Validation of Suitable Reference Genes for RT-qPCR Data in Achyranthes bidentata Blume under Different Experimental Conditions

Abstract

Real-time quantitative polymerase chain reaction (RT-qPCR) is a sensitive technique for gene expression studies. However, choosing the appropriate reference gene is essential to obtain reliable results for RT-qPCR assays. In the present work, the expression of eight candidate reference genes, EF1-α (elongation factor 1-α), GAPDH (glyceraldehyde 3-phosphate dehydrogenase), UBC (ubiquitin-conjugating enzyme), UBQ (polyubiquitin), ACT (actin), β-TUB (β-tubulin), APT1 (adenine phosphoribosyltransferase 1), and 18S rRNA (18S ribosomal RNA), was evaluated in Achyranthes bidentata samples using two algorithms, geNorm and NormFinder. The samples were classified into groups according to developmental stages, various tissues, stresses (cold, heat, drought, NaCl), and hormone treatments (MeJA, IBA, SA). Suitable combination of reference genes for RT-qPCR normalization should be applied according to different experimental conditions. In this study, EF1-α, UBC, and ACT genes were verified as the suitable reference genes across all tested samples. To validate the suitability of the reference genes, we evaluated the relative expression of CAS, which is a gene that may be involved in phytosterol synthesis. Our results provide the foundation for gene expression analysis in A. bidentata and other species of Amaranthaceae.

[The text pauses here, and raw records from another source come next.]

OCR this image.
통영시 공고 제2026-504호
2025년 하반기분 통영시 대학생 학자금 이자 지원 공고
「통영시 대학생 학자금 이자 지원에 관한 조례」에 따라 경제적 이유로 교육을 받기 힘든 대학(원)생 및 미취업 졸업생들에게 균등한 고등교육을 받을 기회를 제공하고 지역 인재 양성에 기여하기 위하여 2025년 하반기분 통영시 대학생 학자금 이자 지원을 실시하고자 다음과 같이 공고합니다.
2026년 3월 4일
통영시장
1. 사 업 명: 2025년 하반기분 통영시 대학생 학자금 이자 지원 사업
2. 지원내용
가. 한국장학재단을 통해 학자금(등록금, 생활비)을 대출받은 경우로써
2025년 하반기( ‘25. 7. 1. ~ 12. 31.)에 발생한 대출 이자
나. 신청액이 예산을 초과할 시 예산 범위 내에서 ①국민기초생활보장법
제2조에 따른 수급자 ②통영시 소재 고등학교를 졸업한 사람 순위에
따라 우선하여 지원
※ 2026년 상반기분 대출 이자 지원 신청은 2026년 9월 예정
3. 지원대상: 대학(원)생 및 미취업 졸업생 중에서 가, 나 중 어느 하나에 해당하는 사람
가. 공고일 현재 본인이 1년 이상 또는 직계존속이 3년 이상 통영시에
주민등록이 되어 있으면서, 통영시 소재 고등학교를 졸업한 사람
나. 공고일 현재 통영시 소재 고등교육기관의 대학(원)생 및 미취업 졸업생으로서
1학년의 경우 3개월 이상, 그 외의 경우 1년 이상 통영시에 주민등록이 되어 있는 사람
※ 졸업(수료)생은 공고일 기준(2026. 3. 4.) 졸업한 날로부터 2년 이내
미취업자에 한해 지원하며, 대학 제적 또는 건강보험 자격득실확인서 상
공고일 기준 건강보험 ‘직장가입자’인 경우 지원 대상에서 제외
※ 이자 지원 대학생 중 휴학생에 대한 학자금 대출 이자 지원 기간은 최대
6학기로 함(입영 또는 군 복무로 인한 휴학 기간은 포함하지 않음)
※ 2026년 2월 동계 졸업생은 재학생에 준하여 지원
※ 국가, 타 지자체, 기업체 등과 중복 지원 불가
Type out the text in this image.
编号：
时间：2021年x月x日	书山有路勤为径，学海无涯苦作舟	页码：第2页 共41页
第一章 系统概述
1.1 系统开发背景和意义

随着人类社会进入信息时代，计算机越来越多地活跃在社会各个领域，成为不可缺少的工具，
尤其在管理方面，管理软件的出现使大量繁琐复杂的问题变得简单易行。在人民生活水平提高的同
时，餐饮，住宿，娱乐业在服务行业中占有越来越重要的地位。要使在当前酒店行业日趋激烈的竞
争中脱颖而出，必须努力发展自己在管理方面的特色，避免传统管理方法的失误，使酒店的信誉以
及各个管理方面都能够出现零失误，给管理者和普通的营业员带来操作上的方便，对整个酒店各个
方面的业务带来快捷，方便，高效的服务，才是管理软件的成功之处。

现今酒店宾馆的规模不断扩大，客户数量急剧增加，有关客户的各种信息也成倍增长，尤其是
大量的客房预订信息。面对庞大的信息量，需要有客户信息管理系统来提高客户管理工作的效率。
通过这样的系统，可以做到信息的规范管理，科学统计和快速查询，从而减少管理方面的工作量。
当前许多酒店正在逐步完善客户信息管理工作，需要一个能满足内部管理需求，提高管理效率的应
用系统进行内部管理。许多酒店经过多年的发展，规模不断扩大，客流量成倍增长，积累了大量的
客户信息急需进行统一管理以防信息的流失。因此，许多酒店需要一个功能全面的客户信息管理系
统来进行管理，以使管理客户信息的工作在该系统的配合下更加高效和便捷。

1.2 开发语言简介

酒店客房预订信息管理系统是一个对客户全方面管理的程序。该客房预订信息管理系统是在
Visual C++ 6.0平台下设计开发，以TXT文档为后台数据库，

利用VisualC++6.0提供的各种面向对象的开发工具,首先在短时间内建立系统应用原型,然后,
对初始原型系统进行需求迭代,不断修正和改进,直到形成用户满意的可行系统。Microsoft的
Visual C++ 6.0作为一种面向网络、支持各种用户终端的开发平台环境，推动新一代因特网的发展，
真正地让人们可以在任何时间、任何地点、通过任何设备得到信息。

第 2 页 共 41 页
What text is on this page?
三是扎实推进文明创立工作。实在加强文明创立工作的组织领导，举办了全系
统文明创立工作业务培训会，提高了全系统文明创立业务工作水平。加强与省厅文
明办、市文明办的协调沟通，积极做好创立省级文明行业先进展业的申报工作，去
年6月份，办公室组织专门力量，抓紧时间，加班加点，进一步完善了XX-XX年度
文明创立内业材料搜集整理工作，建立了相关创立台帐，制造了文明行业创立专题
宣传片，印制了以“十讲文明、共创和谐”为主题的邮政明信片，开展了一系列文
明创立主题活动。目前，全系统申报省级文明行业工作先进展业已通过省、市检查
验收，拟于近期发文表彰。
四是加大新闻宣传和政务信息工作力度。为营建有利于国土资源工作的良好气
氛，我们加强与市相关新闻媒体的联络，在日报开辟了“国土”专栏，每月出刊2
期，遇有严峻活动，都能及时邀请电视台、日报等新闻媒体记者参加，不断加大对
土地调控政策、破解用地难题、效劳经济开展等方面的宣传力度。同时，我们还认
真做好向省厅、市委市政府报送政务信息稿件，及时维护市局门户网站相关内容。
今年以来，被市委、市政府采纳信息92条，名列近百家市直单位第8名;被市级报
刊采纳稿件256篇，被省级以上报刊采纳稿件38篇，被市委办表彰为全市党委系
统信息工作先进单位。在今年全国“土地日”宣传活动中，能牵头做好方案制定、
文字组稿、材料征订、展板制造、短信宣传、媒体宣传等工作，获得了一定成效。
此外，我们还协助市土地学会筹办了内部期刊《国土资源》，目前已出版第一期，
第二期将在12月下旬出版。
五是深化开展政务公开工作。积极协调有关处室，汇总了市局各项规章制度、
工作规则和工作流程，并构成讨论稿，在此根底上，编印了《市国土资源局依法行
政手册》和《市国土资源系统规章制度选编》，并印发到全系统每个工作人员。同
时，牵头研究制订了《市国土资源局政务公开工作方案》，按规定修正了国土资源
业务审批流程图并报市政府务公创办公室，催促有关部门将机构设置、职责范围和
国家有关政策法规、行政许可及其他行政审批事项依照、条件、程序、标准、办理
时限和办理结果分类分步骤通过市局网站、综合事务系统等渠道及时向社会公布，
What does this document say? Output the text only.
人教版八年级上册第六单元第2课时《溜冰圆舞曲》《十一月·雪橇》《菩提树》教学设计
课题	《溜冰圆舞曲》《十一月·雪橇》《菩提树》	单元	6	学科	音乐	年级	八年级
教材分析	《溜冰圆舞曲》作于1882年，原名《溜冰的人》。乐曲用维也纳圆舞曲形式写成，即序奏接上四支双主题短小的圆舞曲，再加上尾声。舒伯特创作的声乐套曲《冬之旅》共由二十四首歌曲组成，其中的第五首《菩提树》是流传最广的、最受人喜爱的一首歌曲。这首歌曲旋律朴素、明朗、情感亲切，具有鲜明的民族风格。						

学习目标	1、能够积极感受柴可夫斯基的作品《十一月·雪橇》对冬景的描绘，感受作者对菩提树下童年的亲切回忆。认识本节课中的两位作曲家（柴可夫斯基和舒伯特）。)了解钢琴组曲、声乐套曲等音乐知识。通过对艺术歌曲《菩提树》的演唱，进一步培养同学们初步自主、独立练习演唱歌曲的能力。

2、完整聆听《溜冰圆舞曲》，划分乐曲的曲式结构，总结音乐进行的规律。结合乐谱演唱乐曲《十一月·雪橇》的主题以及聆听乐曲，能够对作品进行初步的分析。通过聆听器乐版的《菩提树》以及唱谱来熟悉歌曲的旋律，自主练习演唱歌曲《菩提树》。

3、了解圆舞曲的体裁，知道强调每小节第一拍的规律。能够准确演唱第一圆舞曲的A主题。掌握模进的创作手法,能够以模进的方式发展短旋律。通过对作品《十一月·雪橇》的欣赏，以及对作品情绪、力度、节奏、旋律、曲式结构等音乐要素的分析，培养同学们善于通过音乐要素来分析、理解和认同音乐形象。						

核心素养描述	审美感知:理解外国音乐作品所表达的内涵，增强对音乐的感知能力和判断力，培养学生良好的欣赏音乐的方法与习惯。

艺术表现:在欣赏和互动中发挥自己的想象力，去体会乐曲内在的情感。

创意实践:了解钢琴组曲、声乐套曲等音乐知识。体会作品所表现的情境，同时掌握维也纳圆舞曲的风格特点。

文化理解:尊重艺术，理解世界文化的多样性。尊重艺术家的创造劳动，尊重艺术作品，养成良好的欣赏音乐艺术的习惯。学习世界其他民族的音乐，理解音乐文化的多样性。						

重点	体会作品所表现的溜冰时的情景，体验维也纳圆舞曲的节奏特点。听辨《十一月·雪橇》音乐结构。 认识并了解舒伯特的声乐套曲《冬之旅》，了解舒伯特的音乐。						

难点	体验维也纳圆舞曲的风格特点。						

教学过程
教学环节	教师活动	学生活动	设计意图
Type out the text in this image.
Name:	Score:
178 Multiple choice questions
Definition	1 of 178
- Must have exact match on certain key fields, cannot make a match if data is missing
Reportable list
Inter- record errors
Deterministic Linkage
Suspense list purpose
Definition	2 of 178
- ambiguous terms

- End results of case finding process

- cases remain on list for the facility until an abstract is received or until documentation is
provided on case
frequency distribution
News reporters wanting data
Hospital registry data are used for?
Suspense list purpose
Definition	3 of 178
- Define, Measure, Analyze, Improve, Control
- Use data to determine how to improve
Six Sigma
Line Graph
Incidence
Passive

Keywords: Achyranthes bidentata Bl.; RT-qPCR data normalization; gene validation; reference genes; selection.

FIGURE 1

Specificity of primer pairs for RT-qPCR amplification. The 3% agarose gel electrophoresis showing a single product of the expected size for each candidate reference gene and the target gene CAS; M represents the DNA size marker.

FIGURE 2

Specificity of primer pairs for RT-qPCR amplification. Dissociation curves with single peaks generated for all amplicons.

FIGURE 3

RT-qPCR raw Cq values for candidate reference genes in different samples. The box-plot show the mean, maximum, minimum, interquartile range, and outliers.

FIGURE 4

Average expression stability values (M) of candidate reference genes. Average expression stability values (M) of the candidate reference genes were calculated by the geNorm software in A. bidentata samples under different experimental conditions, including Cold treatment (A), Heat treatment (B), development stages (Root) (C), development stages (Stem) (D), development stages (Leaf) (E), and different organs (F). The lowest M-value indicates the most stable gene and vice versa.

FIGURE 5

Average expression stability values (M) of the candidate reference genes. Average expression stability values (M) of the candidate reference genes were calculated by the geNorm software in A. bidentata samples under different experimental conditions, including IBA treatment (A), MeJA treatment (B), NaCl treatment (C), Drought treatment (D), SA treatment (E), and Total (F). The lowest M-value indicates the most stable gene and vice versa.

FIGURE 6

Pairwise variation (V) analysis of candidate reference genes in the A. bidentata sample sets. The Pairwise variation (Vn/Vn+1) between the normalization factors was calculated using the geNorm software program to determine the optimal number of candidate reference genes.

FIGURE 7

Relative expression levels of CAS using validated reference genes for normalization under the heat stress treatment. The validated reference gene (s) used as normalization factors were alone (ACT and EF1-α) or the combination (ACT and EF1-α) of most stable reference genes, and the most unsuitable one (18S rRNA) in heat stress sample set. The expression level of pre-treatment samples (0 h) was set to a value of 1. Each value represents the mean of three replicates, standard error bars are shown.